Today IFC is the largest multilateral source of loan and equity financing for private sector projects in the developing world. IFC finances and provides advice for private sector ventures and projects in developing countries in partnership with private investors and, through its advisory work, helps governments create conditions that stimulate the flow of both domestic and foreign private savings and investment. Its particular focus is to promote economic development by encouraging the growth of productive enterprises and efficient capital markets in its member countries. IFC participates in an investment only when it can make a special contribution that complements the role of market operators. It also plays a catalytic role, stimulating and mobilizing private investment in the developing world by demonstrating that investments there can be profitable. Since its founding in 1956, IFC has committed more than $21.2 billion in financing for its own account and ha: arranged $15 billion in syndications and underwriting for 1,852 companies in 125 developing countries.
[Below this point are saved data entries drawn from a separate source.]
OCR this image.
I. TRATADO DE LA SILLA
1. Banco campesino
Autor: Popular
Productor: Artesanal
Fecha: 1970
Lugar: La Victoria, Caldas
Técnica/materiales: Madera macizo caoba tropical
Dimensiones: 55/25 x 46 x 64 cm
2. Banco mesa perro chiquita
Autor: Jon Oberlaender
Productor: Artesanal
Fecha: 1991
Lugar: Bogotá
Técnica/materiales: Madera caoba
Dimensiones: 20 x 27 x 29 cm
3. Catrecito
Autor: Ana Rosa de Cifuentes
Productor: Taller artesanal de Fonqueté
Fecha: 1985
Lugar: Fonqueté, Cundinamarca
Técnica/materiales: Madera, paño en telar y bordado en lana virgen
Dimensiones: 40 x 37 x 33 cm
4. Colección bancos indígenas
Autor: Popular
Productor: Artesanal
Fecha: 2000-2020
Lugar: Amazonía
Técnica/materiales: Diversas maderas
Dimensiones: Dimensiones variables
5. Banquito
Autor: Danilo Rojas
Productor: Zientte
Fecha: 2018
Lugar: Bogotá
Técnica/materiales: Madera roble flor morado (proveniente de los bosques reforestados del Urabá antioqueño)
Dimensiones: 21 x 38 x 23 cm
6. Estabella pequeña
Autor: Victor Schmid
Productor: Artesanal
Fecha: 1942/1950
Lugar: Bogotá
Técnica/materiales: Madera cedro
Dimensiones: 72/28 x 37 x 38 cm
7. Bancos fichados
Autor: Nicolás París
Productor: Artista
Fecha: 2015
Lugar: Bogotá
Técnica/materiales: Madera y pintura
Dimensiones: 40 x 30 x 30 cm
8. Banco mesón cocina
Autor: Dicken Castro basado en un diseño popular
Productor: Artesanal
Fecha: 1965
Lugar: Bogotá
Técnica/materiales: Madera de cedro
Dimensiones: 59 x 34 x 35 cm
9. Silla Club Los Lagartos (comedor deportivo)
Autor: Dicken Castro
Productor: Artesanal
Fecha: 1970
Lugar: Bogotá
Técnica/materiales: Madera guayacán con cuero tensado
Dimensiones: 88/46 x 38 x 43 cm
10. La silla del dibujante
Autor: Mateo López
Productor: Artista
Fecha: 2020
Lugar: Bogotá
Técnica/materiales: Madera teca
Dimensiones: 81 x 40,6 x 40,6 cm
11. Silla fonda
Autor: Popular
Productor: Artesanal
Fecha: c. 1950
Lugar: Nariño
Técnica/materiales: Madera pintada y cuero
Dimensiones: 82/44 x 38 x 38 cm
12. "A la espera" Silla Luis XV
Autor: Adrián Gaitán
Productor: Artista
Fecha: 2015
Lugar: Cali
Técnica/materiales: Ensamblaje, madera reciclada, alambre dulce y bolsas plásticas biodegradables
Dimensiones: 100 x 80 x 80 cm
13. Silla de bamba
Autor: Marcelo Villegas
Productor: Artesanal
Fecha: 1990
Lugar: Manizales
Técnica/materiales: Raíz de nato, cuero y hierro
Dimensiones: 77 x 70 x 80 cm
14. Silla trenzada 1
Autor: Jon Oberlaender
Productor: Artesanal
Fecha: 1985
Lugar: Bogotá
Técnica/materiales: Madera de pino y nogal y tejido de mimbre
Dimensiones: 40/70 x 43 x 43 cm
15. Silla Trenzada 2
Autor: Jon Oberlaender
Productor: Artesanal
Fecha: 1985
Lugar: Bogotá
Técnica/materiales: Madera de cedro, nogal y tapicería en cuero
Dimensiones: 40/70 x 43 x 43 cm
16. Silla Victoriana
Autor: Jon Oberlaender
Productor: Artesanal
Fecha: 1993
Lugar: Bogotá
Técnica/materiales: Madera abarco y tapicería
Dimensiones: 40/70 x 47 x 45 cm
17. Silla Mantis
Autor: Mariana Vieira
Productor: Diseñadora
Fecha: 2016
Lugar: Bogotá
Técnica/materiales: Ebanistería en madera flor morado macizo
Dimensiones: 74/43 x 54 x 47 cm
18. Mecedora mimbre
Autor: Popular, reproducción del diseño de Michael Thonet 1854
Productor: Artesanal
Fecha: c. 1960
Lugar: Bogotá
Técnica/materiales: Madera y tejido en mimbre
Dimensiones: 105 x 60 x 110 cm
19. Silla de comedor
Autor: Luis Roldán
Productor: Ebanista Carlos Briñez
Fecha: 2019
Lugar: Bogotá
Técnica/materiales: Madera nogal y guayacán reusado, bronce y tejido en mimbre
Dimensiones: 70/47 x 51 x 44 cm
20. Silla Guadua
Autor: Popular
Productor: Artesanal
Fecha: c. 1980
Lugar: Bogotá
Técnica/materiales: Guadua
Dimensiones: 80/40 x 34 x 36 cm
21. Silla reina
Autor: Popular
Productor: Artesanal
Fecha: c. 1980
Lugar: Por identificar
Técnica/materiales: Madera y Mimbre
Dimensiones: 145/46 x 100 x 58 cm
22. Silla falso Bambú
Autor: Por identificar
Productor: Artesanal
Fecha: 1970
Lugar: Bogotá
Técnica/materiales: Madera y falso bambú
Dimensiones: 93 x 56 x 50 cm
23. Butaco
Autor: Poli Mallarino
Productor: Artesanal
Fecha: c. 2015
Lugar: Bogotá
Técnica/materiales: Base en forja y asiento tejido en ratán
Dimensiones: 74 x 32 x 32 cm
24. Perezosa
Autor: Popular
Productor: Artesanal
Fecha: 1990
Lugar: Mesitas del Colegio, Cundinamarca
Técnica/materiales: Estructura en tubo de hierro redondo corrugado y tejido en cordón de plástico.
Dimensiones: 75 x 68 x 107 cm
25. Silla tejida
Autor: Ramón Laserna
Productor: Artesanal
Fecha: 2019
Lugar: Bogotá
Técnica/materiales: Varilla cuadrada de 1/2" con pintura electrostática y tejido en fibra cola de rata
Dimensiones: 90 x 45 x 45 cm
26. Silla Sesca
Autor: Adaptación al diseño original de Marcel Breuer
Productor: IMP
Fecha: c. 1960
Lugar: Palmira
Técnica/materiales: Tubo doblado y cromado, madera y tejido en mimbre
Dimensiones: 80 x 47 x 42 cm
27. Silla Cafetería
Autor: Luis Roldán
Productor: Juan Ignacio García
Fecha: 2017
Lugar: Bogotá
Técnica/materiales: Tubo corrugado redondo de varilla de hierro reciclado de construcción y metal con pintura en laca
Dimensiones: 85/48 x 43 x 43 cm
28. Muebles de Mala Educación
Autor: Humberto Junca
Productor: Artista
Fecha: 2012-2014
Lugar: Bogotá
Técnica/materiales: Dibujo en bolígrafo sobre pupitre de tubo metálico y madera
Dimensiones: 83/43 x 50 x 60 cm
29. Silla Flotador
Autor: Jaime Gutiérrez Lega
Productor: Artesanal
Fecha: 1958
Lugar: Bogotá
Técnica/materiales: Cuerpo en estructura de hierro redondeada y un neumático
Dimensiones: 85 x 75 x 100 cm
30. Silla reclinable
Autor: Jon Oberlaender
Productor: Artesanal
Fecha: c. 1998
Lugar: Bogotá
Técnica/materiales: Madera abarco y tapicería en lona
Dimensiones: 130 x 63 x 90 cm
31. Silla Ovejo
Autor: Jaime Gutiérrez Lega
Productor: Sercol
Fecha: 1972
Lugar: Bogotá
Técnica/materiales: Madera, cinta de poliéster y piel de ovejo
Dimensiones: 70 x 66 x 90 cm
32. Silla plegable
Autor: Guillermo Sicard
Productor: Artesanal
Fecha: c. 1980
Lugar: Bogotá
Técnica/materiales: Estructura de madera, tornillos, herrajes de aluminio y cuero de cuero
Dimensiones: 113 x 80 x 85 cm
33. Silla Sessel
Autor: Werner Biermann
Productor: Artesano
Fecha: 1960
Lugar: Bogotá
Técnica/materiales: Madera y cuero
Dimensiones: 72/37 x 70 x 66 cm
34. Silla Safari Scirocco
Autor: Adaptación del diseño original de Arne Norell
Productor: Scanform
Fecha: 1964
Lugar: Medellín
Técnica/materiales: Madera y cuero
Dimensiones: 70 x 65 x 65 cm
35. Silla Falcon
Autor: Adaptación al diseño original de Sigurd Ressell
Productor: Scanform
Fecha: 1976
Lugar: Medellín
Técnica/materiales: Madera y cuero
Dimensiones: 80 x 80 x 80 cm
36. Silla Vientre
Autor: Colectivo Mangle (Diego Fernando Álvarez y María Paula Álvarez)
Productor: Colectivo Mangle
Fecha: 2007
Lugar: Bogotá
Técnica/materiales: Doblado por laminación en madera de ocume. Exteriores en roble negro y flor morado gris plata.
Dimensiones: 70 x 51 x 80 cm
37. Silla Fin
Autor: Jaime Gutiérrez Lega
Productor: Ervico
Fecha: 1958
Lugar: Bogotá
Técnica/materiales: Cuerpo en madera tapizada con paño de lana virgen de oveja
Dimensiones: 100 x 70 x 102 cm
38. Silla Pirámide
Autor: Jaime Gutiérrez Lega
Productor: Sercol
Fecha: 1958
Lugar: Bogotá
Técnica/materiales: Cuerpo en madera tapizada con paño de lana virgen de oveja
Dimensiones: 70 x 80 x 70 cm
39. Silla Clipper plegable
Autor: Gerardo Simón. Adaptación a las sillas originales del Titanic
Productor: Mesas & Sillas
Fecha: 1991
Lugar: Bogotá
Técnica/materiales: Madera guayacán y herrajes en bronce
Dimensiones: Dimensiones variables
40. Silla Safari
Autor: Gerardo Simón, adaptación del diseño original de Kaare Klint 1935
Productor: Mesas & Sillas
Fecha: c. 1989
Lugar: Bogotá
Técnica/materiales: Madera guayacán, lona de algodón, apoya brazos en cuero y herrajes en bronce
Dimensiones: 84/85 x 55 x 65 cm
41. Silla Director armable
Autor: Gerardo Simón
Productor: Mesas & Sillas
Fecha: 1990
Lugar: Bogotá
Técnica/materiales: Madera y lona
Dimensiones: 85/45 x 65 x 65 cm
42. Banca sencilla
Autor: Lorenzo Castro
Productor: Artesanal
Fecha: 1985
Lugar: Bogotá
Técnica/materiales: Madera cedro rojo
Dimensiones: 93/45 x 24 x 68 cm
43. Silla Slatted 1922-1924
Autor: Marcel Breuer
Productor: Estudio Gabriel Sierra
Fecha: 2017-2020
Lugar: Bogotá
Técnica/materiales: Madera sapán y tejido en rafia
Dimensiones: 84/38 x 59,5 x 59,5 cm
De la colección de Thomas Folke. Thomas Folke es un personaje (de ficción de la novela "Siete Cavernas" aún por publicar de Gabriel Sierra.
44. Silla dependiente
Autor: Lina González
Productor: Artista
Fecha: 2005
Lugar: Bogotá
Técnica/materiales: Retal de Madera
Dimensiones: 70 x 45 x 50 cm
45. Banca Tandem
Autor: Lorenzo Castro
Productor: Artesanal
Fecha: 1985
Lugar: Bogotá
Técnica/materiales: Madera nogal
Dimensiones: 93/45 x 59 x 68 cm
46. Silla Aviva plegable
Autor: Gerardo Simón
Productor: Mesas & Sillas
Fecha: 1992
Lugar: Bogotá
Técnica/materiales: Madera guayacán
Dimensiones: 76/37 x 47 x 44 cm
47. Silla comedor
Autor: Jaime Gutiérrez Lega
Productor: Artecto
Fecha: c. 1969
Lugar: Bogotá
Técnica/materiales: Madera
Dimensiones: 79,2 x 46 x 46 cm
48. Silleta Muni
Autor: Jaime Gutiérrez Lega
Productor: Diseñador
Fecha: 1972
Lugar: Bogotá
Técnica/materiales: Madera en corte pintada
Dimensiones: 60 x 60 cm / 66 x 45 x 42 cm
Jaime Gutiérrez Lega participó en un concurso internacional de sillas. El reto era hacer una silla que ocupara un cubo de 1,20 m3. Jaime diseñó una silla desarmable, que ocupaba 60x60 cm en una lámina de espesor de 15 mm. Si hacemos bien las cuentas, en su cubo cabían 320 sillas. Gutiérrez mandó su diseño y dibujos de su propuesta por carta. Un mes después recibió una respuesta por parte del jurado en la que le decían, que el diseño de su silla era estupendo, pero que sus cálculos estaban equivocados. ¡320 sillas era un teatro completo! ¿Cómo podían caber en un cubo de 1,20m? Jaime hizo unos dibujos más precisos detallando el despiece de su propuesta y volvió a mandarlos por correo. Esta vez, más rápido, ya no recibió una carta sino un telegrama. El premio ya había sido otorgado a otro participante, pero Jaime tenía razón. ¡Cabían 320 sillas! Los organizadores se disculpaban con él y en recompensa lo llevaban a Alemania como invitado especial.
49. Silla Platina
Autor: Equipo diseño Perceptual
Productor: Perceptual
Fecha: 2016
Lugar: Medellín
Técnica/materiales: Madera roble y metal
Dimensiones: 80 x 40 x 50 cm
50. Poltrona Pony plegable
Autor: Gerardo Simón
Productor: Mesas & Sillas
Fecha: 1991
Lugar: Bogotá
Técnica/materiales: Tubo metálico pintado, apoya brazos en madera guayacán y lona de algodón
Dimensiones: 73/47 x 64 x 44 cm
IFC coordinates its activities with the other institutions in the World Bank Group the International Bank for Reconstruction and Development (IBRD), the International Development Association (IDA) and the Multilateral Investment Guarantee Agency (MIGA) but is legally and financially independent, with its own Articles of Agreement, shareholders, financial structure, management and staff. Its share capital is provided by its 174 member countries, which collectively determine its policies and activities. Strong shareholder, support and a substantial paid-in-capital base have allowed IFC to raise most of the funds for its lending activities through its triple-A rated bond issues in the International financial markets.

IFC provides advisory services, particularly in connection with privatization and corporate restructuring, private infrastructure and the development of capital markets. These services are offered under (i) Technical Assistance trust Funds Programme (TATF) established in 1968, (ii) The Foreign Investment Advisory service (FIAS), established in 1986. In 1989, it began operating the African Management Services company (AMSCO) to work with African countries. IFC's Africa Enterprise Fund (AEF) provides finaicial assistance to small and medium enterprises in Africa. In 1995, a new facility-the Enterprises Support Service, (ESSA) was established to provide technical assistance to businesses after they secure financing.